Yale Primary Care and Medicine-Pediatrics Residency Programs
Adolescent Clinic
Yale New Haven Hospital Women’s Center and Maternal Fetal Medicine (MFM) Clinic
The Nathan Smith Clinic (NSC)
The Nathan Smith Clinic was established in 1990 and is the 1st clinic in the State dedicated solely to the care of adults infected with HIV and is the largest provider of comprehensive services to adults in Connecticut and serves a total of 839 patients. Patients are either primary care continuity patients of NSC or are patients referred for consultation for HIV issues. Visits average approximately 6,200/year. Approximately 60% are male and 96% ages 25 to 64. Race/ethnicity include: 32% White, 45% African American and 20% Hispanic. Risk factors include: Heterosexual 36%, MSM 24%, IDU 29% and Perinatal 2%. The NSC is considered a YNHH community clinic. Specialty sessions include psychiatry, women’s health and neurology and include ongoing clinical trials and other research projects. Patients (33%) acquired HIV through injection drug use, primarily heroin use. Not all of these patients are currently using opiates and many maintain on methadone for treatment of their opiate-dependence. 172 HIV-infected drug users (80%) of referrals to the study were from the NSC and 76% of these were actively using heroin at the time of referral.

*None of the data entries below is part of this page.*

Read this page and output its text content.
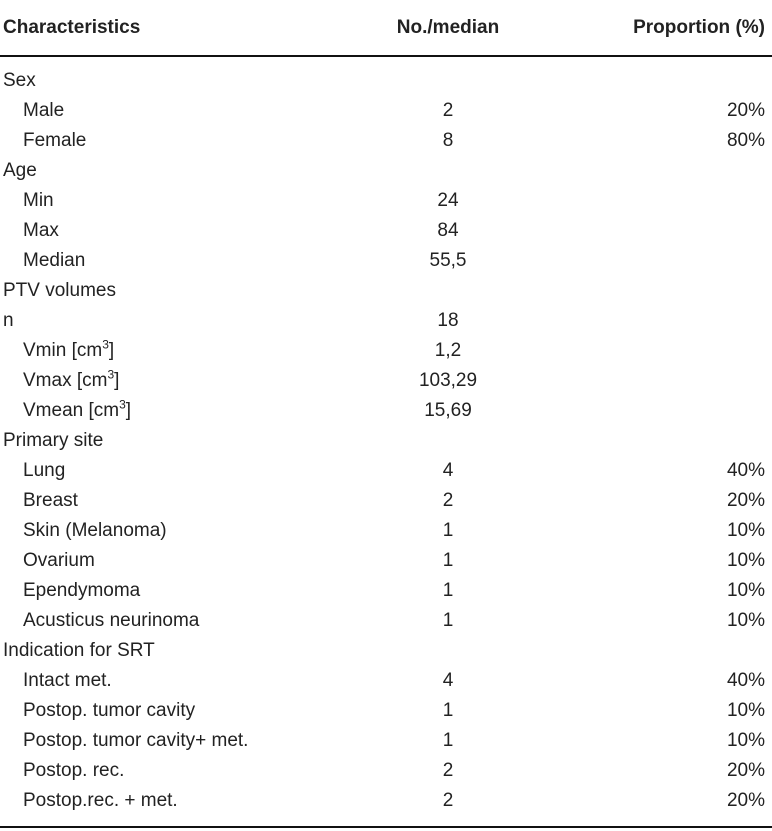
Characteristics	No./median	Proportion (%)
Sex
Male	2	20%
Female	8	80%
Age
Min	24
Max	84
Median	55,5
PTV volumes
n	18
Vmin $[cm^3]$	1,2
Vmax $[cm^3]$	103,29
Vmean $[cm^3]$	15,69
Primary site
Lung	4	40%
Breast	2	20%
Skin (Melanoma)	1	10%
Ovarium	1	10%
Ependymoma	1	10%
Acusticus neurinoma	1	10%
Indication for SRT
Intact met.	4	40%
Postop. tumor cavity	1	10%
Postop. tumor cavity+ met.	1	10%
Postop. rec.	2	20%
Postop.rec. + met.	2	20%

Another study conducted among NSC patients to assess the influence of physician-prescribed prevention suggested that 31% of the IDU subjects were actively using opiates during a six-month time period. Relapse to opiate use is common among opioid dependent patients and until the recent availability of buprenorphine, most patients were referred to local opioid treatment programs. In a review of clinical data from the electronic medical record maintained on all patients at the NSC over the past two years, the prevalence of alcohol abuse and dependence in patients receiving their care in the NSC was 139/775 or 18%. Dr. L Fiellin is a primary mentor related to a clinical trial of injectable naltrexone.